Were physician extenders to assume responsibility for all the less complex patient presentations, how would the consultant’s practice be affected? Although the registrar may welcome this opportunity to forego the mundane in favor of the more challenging cases, the consultant may be less enamoured with a relentless body of complex cases from beginning to end of a clinical ED shift. For those who are 5+ years past their training, having an occasional straightforward case that can be assessed and resolved in 10–15 minutes can do much to “recharge one’s batteries” during a clinical shift. Emergency physicians must think carefully about the practice environment they may create for themselves with the introduction and growth of physician extenders.

If the UK is to move towards greater use of physician extenders in the ED, what are the implications for the creation of PA training programmes in the UK? Are there special licensing concerns that must be addressed and practice restrictions or hospital credentialing limitations to be established? Establishment of the working relationship of the PAs with house staff, off-service consultants, and nurses will be critical.

It is difficult for me to ascertain whether the experiment reported by Smith and Tevis (see reference 1) is a true success. They do not detail the type of care provided by the PAs, the outcomes of that care, the cost of delivering care by PAs compared with other providers, or the acceptance of these physician extenders by patients or other hospital personnel.
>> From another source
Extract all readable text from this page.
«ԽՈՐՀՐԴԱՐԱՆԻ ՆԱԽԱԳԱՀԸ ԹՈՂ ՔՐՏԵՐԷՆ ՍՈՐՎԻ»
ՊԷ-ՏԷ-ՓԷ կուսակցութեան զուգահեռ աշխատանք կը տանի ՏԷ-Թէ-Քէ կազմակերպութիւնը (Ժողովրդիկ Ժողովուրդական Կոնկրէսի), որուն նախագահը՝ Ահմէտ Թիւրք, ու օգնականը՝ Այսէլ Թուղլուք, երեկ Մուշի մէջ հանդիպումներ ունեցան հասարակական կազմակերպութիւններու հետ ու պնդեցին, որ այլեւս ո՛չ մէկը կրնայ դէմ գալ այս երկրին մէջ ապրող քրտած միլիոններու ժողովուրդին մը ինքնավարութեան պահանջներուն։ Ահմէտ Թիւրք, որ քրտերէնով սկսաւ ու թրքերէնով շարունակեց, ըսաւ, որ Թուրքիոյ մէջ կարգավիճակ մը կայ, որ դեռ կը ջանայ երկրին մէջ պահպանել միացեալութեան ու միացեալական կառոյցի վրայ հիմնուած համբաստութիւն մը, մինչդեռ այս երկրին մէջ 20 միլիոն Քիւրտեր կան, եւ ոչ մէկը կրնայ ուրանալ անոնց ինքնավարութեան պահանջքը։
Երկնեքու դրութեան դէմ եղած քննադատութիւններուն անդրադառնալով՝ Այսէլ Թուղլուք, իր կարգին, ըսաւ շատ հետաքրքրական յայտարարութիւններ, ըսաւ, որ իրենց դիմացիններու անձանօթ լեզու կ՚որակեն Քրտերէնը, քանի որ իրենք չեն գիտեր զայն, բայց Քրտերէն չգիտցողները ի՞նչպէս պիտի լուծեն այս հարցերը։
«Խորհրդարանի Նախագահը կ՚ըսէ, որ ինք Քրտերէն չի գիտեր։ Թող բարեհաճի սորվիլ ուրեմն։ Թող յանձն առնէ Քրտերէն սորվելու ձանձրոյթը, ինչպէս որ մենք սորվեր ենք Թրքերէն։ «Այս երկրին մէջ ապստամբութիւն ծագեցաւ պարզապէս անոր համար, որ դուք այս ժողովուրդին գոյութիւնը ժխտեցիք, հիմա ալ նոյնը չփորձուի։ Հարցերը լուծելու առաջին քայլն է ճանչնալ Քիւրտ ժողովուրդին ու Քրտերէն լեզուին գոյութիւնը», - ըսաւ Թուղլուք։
Yet, based upon the empirical application of physician extenders to emergency practice in American EDs, I anticipate that greater application of PAs will evolve in EDs in the UK, provided that the economics are favorable and the outcomes acceptable.

As this phenomenon evolves, I strongly encourage my colleagues in the UK to define carefully the PA’s scope of practice and to make special effort to:

  • provide close review of the practice on-site

  • educate nurses, house staff, off-service consultants, and the public about the PA’s scope of practice

  • report efficiency and safety data associated with such a conjoint practice.

Data on cost-effectiveness and outcomes are required before physician extenders can become an integral part of the ED team in the UK health service



  • Competing interests: I have no conflict of interest or competing interest with this work other than the recent publication of a research project that is cited in the reference list for this article.